A project board or committee should also be convened, inclusive of executive-level representation, senior management from the areas affected (including IT), and a nominated project sponsor.
Other key factors of successful projects
Further recommendations towards ensuring project success:
– Purchase sufficient expert consultancy for your project, but emphasise skills transfer from consultants to employed staff during the implementation period;
– Purchase sufficient system training, and also plan for in-house, cascade training where required;
– Work to a plan and change control any deviation from it;
– Develop test scripts and test rigorously;
– Phase your implementation, allowing time to get each phase right;
– Include pilot or parallel running in any project;
– Educate stakeholders to expect a productivity dip after system implementation, as the new processes bed-in and familiarity with the system is acquired;
– Engage with other organisations who use the new system; and
– Encourage the project team and stakeholders to enjoy and take pride in the project… It’s not every day that you get new toys or the chance to learn new things!

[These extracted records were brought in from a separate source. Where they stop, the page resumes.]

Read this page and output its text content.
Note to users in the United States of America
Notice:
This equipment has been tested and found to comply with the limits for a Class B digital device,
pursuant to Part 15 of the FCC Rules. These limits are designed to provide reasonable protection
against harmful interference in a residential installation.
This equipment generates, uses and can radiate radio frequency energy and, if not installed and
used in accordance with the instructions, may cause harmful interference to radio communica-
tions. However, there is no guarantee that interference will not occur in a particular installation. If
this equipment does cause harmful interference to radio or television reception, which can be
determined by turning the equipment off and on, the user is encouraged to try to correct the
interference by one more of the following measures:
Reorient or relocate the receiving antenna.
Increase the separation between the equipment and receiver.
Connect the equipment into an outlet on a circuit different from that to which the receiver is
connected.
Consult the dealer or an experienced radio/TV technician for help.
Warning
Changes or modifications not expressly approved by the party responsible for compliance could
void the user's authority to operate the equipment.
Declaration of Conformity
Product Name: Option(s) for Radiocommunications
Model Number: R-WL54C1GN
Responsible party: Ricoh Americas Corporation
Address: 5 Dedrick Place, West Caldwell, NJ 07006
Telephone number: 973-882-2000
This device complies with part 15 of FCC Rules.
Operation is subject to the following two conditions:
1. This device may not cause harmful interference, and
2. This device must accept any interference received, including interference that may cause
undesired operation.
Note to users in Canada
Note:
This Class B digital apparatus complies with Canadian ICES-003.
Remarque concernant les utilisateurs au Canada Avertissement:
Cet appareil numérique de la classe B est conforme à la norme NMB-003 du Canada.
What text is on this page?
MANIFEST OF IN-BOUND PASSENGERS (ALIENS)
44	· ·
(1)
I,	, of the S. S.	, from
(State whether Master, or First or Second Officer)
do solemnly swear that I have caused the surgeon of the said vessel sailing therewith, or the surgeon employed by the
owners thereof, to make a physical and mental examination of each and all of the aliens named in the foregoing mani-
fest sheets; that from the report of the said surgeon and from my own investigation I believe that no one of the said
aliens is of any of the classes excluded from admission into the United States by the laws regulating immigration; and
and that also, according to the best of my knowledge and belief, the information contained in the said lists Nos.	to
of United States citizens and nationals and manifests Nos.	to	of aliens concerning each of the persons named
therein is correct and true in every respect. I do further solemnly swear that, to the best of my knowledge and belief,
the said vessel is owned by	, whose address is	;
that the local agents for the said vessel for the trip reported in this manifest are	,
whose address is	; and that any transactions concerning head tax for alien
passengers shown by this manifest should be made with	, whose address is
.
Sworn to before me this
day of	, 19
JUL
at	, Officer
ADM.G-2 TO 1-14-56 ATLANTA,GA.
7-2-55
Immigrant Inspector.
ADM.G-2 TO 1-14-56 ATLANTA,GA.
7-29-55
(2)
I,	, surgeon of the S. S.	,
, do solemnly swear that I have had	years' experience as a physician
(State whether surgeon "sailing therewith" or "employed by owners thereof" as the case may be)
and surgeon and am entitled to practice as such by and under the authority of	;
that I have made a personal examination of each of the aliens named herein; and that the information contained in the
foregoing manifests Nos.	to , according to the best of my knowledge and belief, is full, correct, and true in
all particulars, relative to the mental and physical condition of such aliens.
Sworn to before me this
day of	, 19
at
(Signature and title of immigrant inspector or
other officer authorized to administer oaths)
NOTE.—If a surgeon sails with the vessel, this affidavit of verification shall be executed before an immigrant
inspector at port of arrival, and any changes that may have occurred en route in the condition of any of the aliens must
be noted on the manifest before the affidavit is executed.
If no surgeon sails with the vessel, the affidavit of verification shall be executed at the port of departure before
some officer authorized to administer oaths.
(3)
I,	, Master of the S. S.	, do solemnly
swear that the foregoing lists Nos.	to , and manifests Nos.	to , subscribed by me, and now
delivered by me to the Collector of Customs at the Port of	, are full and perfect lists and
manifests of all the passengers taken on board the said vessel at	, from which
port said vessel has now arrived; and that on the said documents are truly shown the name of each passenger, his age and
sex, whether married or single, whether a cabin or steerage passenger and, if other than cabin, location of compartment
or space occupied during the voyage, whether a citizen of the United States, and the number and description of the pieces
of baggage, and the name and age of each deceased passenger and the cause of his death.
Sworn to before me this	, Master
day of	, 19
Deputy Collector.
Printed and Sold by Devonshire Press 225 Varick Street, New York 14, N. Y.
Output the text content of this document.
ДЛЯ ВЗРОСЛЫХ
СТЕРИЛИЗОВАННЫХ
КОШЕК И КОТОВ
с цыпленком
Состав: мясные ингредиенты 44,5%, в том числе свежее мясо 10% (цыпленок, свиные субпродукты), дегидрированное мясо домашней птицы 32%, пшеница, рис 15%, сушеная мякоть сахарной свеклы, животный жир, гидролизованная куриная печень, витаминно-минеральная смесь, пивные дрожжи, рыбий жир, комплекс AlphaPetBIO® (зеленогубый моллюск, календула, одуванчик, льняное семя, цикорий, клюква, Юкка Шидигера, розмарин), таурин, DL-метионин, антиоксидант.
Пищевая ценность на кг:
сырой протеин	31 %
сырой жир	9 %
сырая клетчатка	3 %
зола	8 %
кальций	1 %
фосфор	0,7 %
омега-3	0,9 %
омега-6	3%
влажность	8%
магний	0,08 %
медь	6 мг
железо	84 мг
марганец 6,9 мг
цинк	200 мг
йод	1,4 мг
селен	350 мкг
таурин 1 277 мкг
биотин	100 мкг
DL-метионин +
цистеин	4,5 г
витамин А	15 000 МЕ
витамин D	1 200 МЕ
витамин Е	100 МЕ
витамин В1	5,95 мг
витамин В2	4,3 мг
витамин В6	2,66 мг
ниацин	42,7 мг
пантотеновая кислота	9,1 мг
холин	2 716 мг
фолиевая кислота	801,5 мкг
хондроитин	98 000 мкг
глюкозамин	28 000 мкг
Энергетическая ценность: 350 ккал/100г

A Challenge Successfully Met
I hope these suggestions and tips offer some little guidance toward ensuring that your system implementation is a successful one. If you have other recommendations for increasing the success of ERP, HR or Payroll projects please get in touch via my blog.
In summary, within complex and forward-looking business environments the roll-out of new software or services is a major challenge… but it is a challenge which your organisation can, with a little planning and foresight, successfully and rewardingly meet.